Last week, USDA updated portions of its monthly agricultural trade data. Despite some positive indications, news reports demonstrate that concerns over the renegotiation of the North American Free Trade Agreement (NAFTA) persist in both Mexico and the U.S. agricultural sector.
Background- USDA Data
In its latest quarterly export forecast in August, USDA stated that, “Fiscal 2018 agricultural exports are projected at $139.0 billion, down $800 million from the revised fiscal 2017 forecast of $139.8 billion, largely due to reductions in corn and cotton export forecasts.”
In October, trade data for the first 11 months of the fiscal year showed that the $139.8 billion export estimate for fiscal 2017 was on target.
And in its most recent update from Friday, USDA data showed that in September, the U.S. exported about $10.5 billion worth of agricultural products, which brought the total for the 2017 fiscal year to $140.5 billion.
This is almost $11 billion more worth of agricultural exports than fiscal year 2016.
Meanwhile, on Thursday, the USDA’s Foreign Agricultural Service (FAS) noted that, “Private exporters reported to the U.S. Department of Agriculture export sales of 1,356,360 metric tons of corn for delivery to Mexico.”
In a tweet Friday, FAS explained that this corn sale to Mexico ranks as the 10th largest daily corn sale on record since 1977.
Despite these positive trade developments, Sean Higgins reported on Tuesday at The Washington Examiner Online that, “Mexico is looking toward strengthening trading deals with other countries should the talks to renegotiate the North America Free Trade Agreement fail, said a source with knowledge of the country’s plans who requested anonymity.”
The article stated that,
“‘It’s very simple: If today I’m the top buyer of yellow corn, of fructose, rice, chicken, pork from the U.S., I need to open a space for trade with Brazil and Argentina so that at the table people realize that we have options,’ [Mexican Economic Minister Ildefonso Guajardo] said last week in Mexican city of San Luis Potosi, according to a Bloomberg report.”
And Politico reported last week that, “After the last four rounds of NAFTA talks, the U.S. agricultural industry is worried that the Trump administration is positioning itself to withdraw from the trade deal, American Soybean Association [ASA] officials told reporters during a roundtable on Monday.”
The update added that, “ASA signed onto the letter that a coalition of more than 80 food and farm groups sent to Commerce Secretary Wilbur Ross last week warning that the White House sending Congress its notice to withdraw from NAFTA would cause immediate harm to the ag economy.”
Mary Anastasia O’Grady pointed out in a recent Wall Street Journal column that, “The ‘walk-away’ strategy worries Sen.
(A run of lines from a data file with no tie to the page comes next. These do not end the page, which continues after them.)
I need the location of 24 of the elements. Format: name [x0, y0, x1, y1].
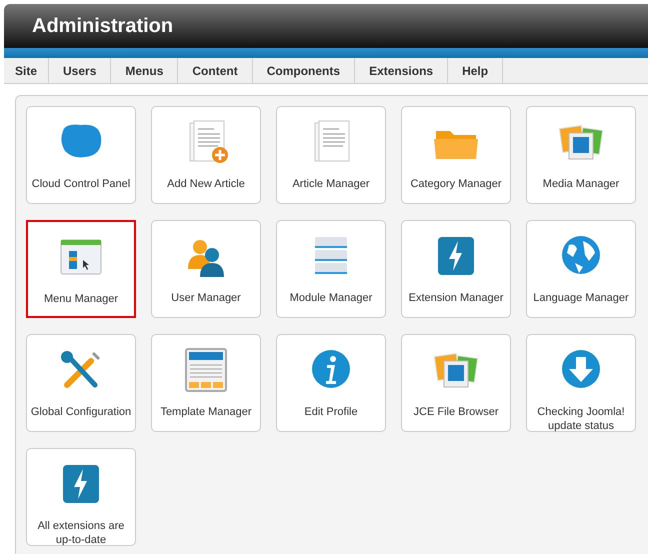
menu-item[interactable]: Help	[448, 58, 504, 83]
menu-item[interactable]: Site	[4, 58, 50, 83]
dashboard-tile[interactable]: Module Manager	[276, 220, 386, 318]
dashboard-tile[interactable]: JCE File Browser	[401, 334, 511, 432]
dashboard-tile[interactable]: Extension Manager	[401, 220, 511, 318]
dashboard-tile[interactable]: Menu Manager	[26, 220, 136, 318]
dashboard-tile[interactable]: Edit Profile	[276, 334, 386, 432]
dashboard-tile[interactable]: Checking Joomla! update status	[526, 334, 636, 432]
dashboard-tile[interactable]: Article Manager	[276, 106, 386, 204]
menu-item[interactable]: Components	[252, 58, 356, 83]
menu-item[interactable]: Content	[178, 58, 253, 83]
dashboard-tile[interactable]: Cloud Control Panel	[26, 106, 136, 204]
dashboard-tile[interactable]: User Manager	[151, 220, 261, 318]
dashboard-tile[interactable]: Template Manager	[151, 334, 261, 432]
dashboard-tile[interactable]: Global Configuration	[26, 334, 136, 432]
menu-item[interactable]: Menus	[111, 58, 178, 83]
dashboard-tile[interactable]: Category Manager	[401, 106, 511, 204]
dashboard-tile[interactable]: Media Manager	[526, 106, 636, 204]
dashboard-tile[interactable]: All extensions are up-to-date	[26, 448, 136, 546]
page-title: Administration	[32, 14, 174, 38]
dashboard-tile[interactable]: Language Manager	[526, 220, 636, 318]
menu-item[interactable]: Users	[49, 58, 112, 83]
menu-item[interactable]: Extensions	[355, 58, 448, 83]
dashboard-tile[interactable]: Add New Article	[151, 106, 261, 204]
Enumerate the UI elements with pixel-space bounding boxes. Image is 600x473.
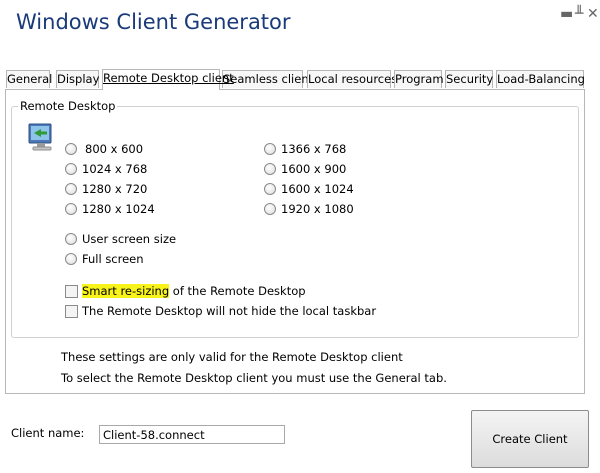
tab-general[interactable]: General bbox=[6, 70, 52, 88]
option-label: 1280 x 1024 bbox=[82, 202, 155, 216]
highlighted-text: Smart re-sizing bbox=[82, 284, 170, 298]
option-label: 1600 x 1024 bbox=[281, 182, 354, 196]
option-label: User screen size bbox=[82, 232, 177, 246]
option-label: of the Remote Desktop bbox=[169, 284, 306, 298]
user-screen-size-option[interactable]: User screen size bbox=[65, 231, 176, 247]
settings-note-2: To select the Remote Desktop client you … bbox=[61, 371, 447, 385]
radio-button[interactable] bbox=[264, 143, 276, 155]
radio-button[interactable] bbox=[65, 203, 77, 215]
tab-seamless-client[interactable]: Seamless client bbox=[222, 70, 313, 88]
resolution-1600x1024[interactable]: 1600 x 1024 bbox=[264, 181, 354, 197]
tab-security[interactable]: Security bbox=[445, 70, 493, 88]
hide-taskbar-checkbox[interactable]: The Remote Desktop will not hide the loc… bbox=[65, 303, 376, 319]
full-screen-option[interactable]: Full screen bbox=[65, 251, 144, 267]
radio-button[interactable] bbox=[65, 183, 77, 195]
remote-desktop-tab-panel: Remote Desktop 800 x 600 1024 x 768 1280… bbox=[5, 89, 585, 394]
settings-note-1: These settings are only valid for the Re… bbox=[61, 350, 403, 364]
remote-desktop-groupbox: Remote Desktop 800 x 600 1024 x 768 1280… bbox=[11, 99, 579, 338]
option-label: The Remote Desktop will not hide the loc… bbox=[82, 304, 377, 318]
resolution-1280x1024[interactable]: 1280 x 1024 bbox=[65, 201, 155, 217]
radio-button[interactable] bbox=[264, 183, 276, 195]
create-client-button[interactable]: Create Client bbox=[471, 410, 589, 468]
option-label: 1920 x 1080 bbox=[281, 202, 354, 216]
tab-display[interactable]: Display bbox=[56, 70, 99, 88]
client-name-label: Client name: bbox=[11, 426, 85, 440]
tab-bar: General Display Remote Desktop client Se… bbox=[6, 69, 585, 90]
minimize-icon[interactable]: ▬ bbox=[560, 6, 573, 22]
resolution-1280x720[interactable]: 1280 x 720 bbox=[65, 181, 147, 197]
tab-load-balancing[interactable]: Load-Balancing bbox=[496, 70, 585, 88]
resolution-1600x900[interactable]: 1600 x 900 bbox=[264, 161, 346, 177]
monitor-icon bbox=[28, 123, 52, 151]
tab-program[interactable]: Program bbox=[394, 70, 444, 88]
tab-local-resources[interactable]: Local resources bbox=[307, 70, 397, 88]
radio-button[interactable] bbox=[264, 203, 276, 215]
resolution-1920x1080[interactable]: 1920 x 1080 bbox=[264, 201, 354, 217]
radio-button[interactable] bbox=[65, 253, 77, 265]
option-label: 800 x 600 bbox=[85, 142, 144, 156]
checkbox[interactable] bbox=[65, 284, 78, 298]
close-icon[interactable]: ✕ bbox=[587, 6, 599, 22]
radio-button[interactable] bbox=[65, 143, 77, 155]
group-label: Remote Desktop bbox=[18, 99, 118, 113]
option-label: 1600 x 900 bbox=[281, 162, 347, 176]
client-name-input[interactable] bbox=[99, 425, 285, 444]
pin-icon[interactable]: ╨ bbox=[575, 6, 583, 22]
option-label: 1280 x 720 bbox=[82, 182, 148, 196]
radio-button[interactable] bbox=[65, 163, 77, 175]
checkbox[interactable] bbox=[65, 304, 78, 318]
radio-button[interactable] bbox=[264, 163, 276, 175]
smart-resizing-checkbox[interactable]: Smart re-sizing of the Remote Desktop bbox=[65, 283, 306, 299]
option-label: 1024 x 768 bbox=[82, 162, 148, 176]
radio-button[interactable] bbox=[65, 233, 77, 245]
resolution-1366x768[interactable]: 1366 x 768 bbox=[264, 141, 346, 157]
tab-remote-desktop-client[interactable]: Remote Desktop client bbox=[102, 69, 234, 90]
resolution-800x600[interactable]: 800 x 600 bbox=[65, 141, 143, 157]
option-label: Full screen bbox=[82, 252, 144, 266]
resolution-1024x768[interactable]: 1024 x 768 bbox=[65, 161, 147, 177]
option-label: 1366 x 768 bbox=[281, 142, 347, 156]
window-title: Windows Client Generator bbox=[16, 10, 291, 34]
Pat Roberts of Kansas, who told Inside Trade ‘that if you start the clock on NAFTA [withdrawal] that’s going to send very bad signals throughout the entire farm economy.’ America’s farmers and ranchers exported $17.9 billion to Mexico in 2016.
“Mr. Roberts added: ‘And then to restitch that and put it all back together it’s like Humpty Dumpty. You push Mr. Humpty Dumpty trade off the wall and it’s very hard to put him back together.'”
William Mauldin reported on Thursday at The Wall Street Journal Online that, “Nebraska cattle rancher Craig Uden is taking President Donald Trump at his word.
“Mr. Trump’s threat to withdraw from the North American Free Trade Agreement strikes some as tough talk aimed at winning concessions from Canada and Mexico. But the 56-year-old Mr. Uden, who heads the National Cattlemen’s Beef Association, has decided to freeze his own cow herd at 1,500 head.
“A Nafta breakup and tariffs that could follow, he said, could curtail Mexico’s demand for American beef, valued at around $700 million a year—in part because Mexican consumers like cuts, such as oxtail and tripe, that Americans generally pass up.”
Mr. Mauldin noted that, “The U.S., Canada and Mexico are set to resume Nafta renegotiations, instigated by Mr. Trump, on Nov. 17 in Mexico City with the goal of wrapping up by March.”
The Journal article stated that, “In agriculture, Mexico is looking to buy wheat from Argentina and limit dependence on grain from U.S. Midwestern states. Chip Councell, chairman of the U.S. Grains Council, said his family hedged its entire 2017 corn harvest for the first time ever to protect against the risk of Mexican buyers shifting purchases to Latin America.”